We relaxed into our little corner of the island with ease. I read two books in two days. Michelle took a cooking class.
Hema opted for just watching the waves. “I would read, but it would get in the way of doing nothing,” she wisely said. She managed to pull out her sketchpad instead. The thrill of each day came at sunset, which varied each night from baby pink to deep purple. It was like watching a color wheel in motion.
At the risk of becoming completely pathetic, we did pull ourselves away from watching the changing tides to see a little more of our surroundings. And, so, we ordered up a couple of elephants.
Already sunburned and still queasy from the previous day’s snorkeling trip (and probably the wine from dinner), we were all a little uncertain about perching on top of an 8-foot-high animal.

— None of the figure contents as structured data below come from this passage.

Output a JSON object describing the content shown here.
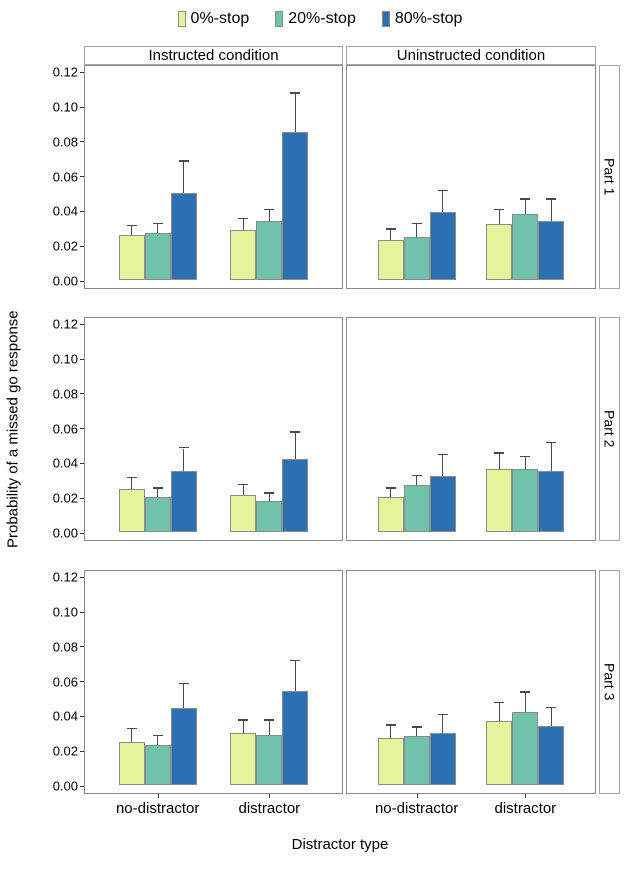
{
  "figure": {
    "legend": {
      "items": [
        {
          "label": "0%-stop",
          "color": "#e6f59b"
        },
        {
          "label": "20%-stop",
          "color": "#70c3a8"
        },
        {
          "label": "80%-stop",
          "color": "#2b70b2"
        }
      ]
    },
    "col_headers": [
      "Instructed condition",
      "Uninstructed condition"
    ],
    "row_headers": [
      "Part 1",
      "Part 2",
      "Part 3"
    ],
    "y_axis": {
      "title": "Probability of a missed go response",
      "ticks": [
        "0.12",
        "0.10",
        "0.08",
        "0.06",
        "0.04",
        "0.02",
        "0.00"
      ]
    },
    "x_axis": {
      "title": "Distractor type",
      "categories": [
        "no-distractor",
        "distractor"
      ]
    }
  },
  "chart_data": {
    "type": "bar",
    "title": "",
    "facet_columns": [
      "Instructed condition",
      "Uninstructed condition"
    ],
    "facet_rows": [
      "Part 1",
      "Part 2",
      "Part 3"
    ],
    "series_names": [
      "0%-stop",
      "20%-stop",
      "80%-stop"
    ],
    "series_colors": [
      "#e6f59b",
      "#70c3a8",
      "#2b70b2"
    ],
    "categories": [
      "no-distractor",
      "distractor"
    ],
    "xlabel": "Distractor type",
    "ylabel": "Probability of a missed go response",
    "ylim": [
      0,
      0.125
    ],
    "ytick_values": [
      0.12,
      0.1,
      0.08,
      0.06,
      0.04,
      0.02,
      0.0
    ],
    "error_bars": "upper whisker only",
    "panels": [
      {
        "row": "Part 1",
        "col": "Instructed condition",
        "groups": [
          {
            "category": "no-distractor",
            "values": [
              0.026,
              0.027,
              0.05
            ],
            "error_high": [
              0.031,
              0.032,
              0.068
            ]
          },
          {
            "category": "distractor",
            "values": [
              0.029,
              0.034,
              0.085
            ],
            "error_high": [
              0.035,
              0.04,
              0.107
            ]
          }
        ]
      },
      {
        "row": "Part 1",
        "col": "Uninstructed condition",
        "groups": [
          {
            "category": "no-distractor",
            "values": [
              0.023,
              0.025,
              0.039
            ],
            "error_high": [
              0.029,
              0.032,
              0.051
            ]
          },
          {
            "category": "distractor",
            "values": [
              0.032,
              0.038,
              0.034
            ],
            "error_high": [
              0.04,
              0.046,
              0.046
            ]
          }
        ]
      },
      {
        "row": "Part 2",
        "col": "Instructed condition",
        "groups": [
          {
            "category": "no-distractor",
            "values": [
              0.025,
              0.02,
              0.035
            ],
            "error_high": [
              0.031,
              0.025,
              0.048
            ]
          },
          {
            "category": "distractor",
            "values": [
              0.021,
              0.018,
              0.042
            ],
            "error_high": [
              0.027,
              0.022,
              0.057
            ]
          }
        ]
      },
      {
        "row": "Part 2",
        "col": "Uninstructed condition",
        "groups": [
          {
            "category": "no-distractor",
            "values": [
              0.02,
              0.027,
              0.032
            ],
            "error_high": [
              0.025,
              0.032,
              0.044
            ]
          },
          {
            "category": "distractor",
            "values": [
              0.036,
              0.036,
              0.035
            ],
            "error_high": [
              0.045,
              0.043,
              0.051
            ]
          }
        ]
      },
      {
        "row": "Part 3",
        "col": "Instructed condition",
        "groups": [
          {
            "category": "no-distractor",
            "values": [
              0.025,
              0.023,
              0.044
            ],
            "error_high": [
              0.032,
              0.028,
              0.058
            ]
          },
          {
            "category": "distractor",
            "values": [
              0.03,
              0.029,
              0.054
            ],
            "error_high": [
              0.037,
              0.037,
              0.071
            ]
          }
        ]
      },
      {
        "row": "Part 3",
        "col": "Uninstructed condition",
        "groups": [
          {
            "category": "no-distractor",
            "values": [
              0.027,
              0.028,
              0.03
            ],
            "error_high": [
              0.034,
              0.033,
              0.04
            ]
          },
          {
            "category": "distractor",
            "values": [
              0.037,
              0.042,
              0.034
            ],
            "error_high": [
              0.047,
              0.053,
              0.044
            ]
          }
        ]
      }
    ]
  }
}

Maybe we should have trusted our instincts. Riding atop an elephant feels like, well, riding atop an elephant. If the elephant were wearing roller skates. And jumping moguls. All while moving like a child taking his first bike ride without training wheels.

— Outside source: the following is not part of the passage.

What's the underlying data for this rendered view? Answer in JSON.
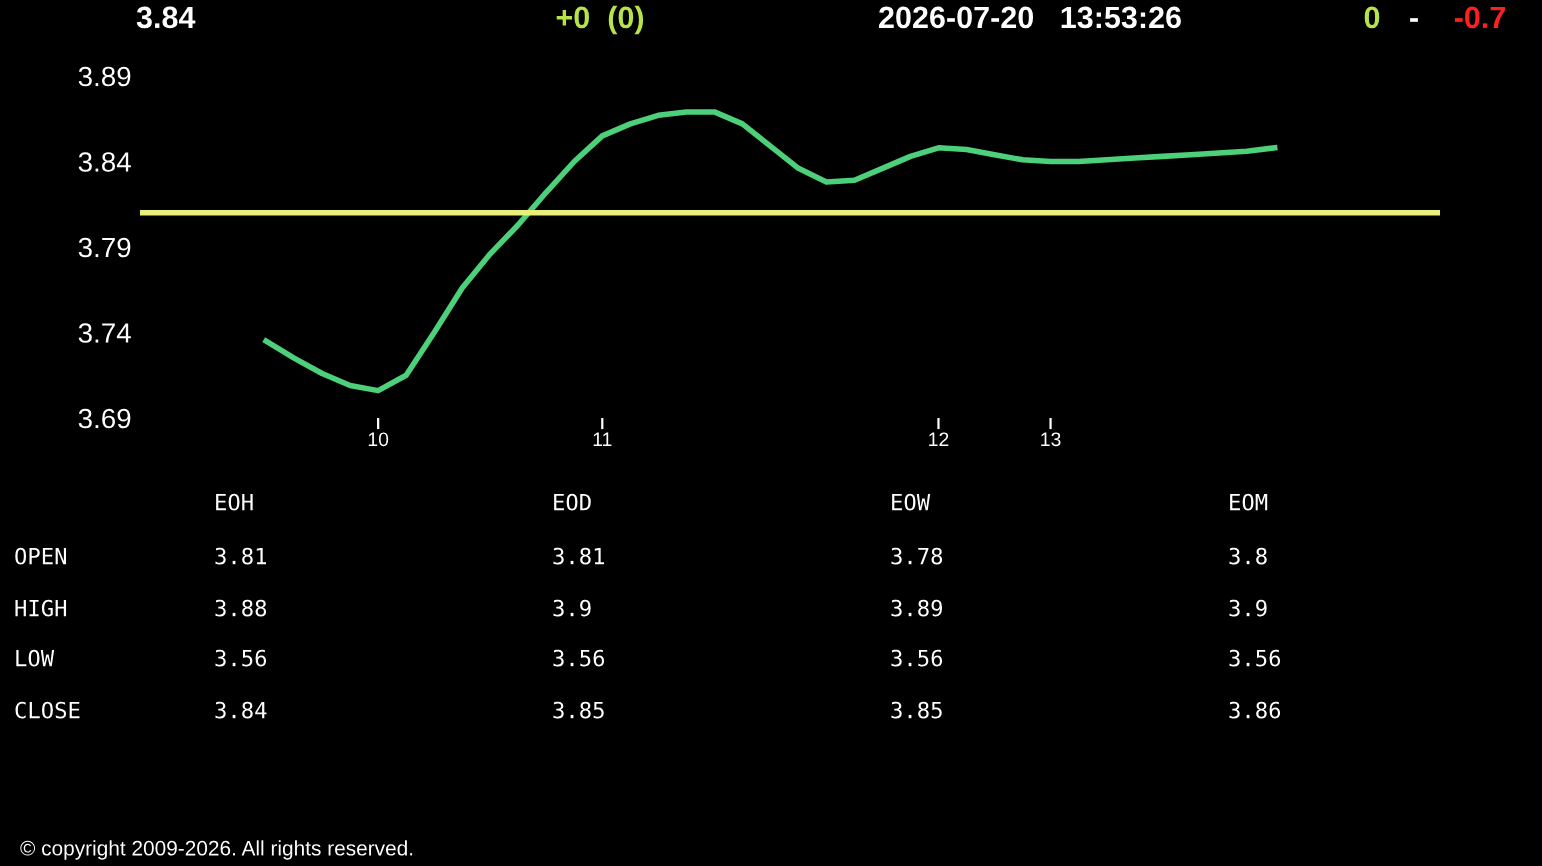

Still, I trusted the elephant was better prepared for the trek than I, and in about 20 minutes we were safety deposited inside the forest. After Hema fed the elephant a pineapple — in one bite, stalks, husk and all — we went looking for a small waterfall.
Along the way, we spent time with a guide who grew up on Koh Lanta with dreams of visiting Paris. He spoke wonderful English, which he said he learned from talking with other tourists. We asked him about the tsunami, and he described how high the wall of water was and how he had scrambled into the trees for safety.
Then he asked us the most stunning question of all. “How did you know about it?” he said of the wave that killed more than 200,000 people last year. “Did you see it on TV?”
His view of his world brought us back to reality more quickly than any of our compliments about the scenery or fumbling attempts to tip well could.
As did my elephant.
My ride was a 30-year-old male who was born in the northern part of Thailand but brought south just so he could take tourists like me 20 minutes into the woods. The routine must be tedious, and the handler riding on the beast’s neck constantly urged him on. Once, while the elephant was stalled contentedly in a mud hole, the handler again ordered the elephant forward.
Instead, he brought his trunk around under one ear, pointed it toward us and let out a frustrated snarf. If ever an elephant snarfs toward you, you’ll realize it’s not a dry breeze capped with scents of jasmine. The handler and I both laughed as I used my shirt to wipe myself clean, and the elephant resumed his rocking gait.
Safely back in paradise, and a little embarrassed at all the riches we’d enjoyed for the past few days, we turned on CNN and began to pack for home. It took an hour boat ride from the island, another hour in the bus to the Krabi Airport and nearly two hours on a plane before we were back in Bangkok, where we had to say good-bye.
We sadly went our own ways for separate flights. I went to spend my last few baht on Christmas gifts, and Hema and Michelle headed for a massage parlor. It was hard to say good-bye to each other, and to a country where even the airport offers the comforts of home-cooked, spicy food with fresh lime juice and foot massages in every terminal.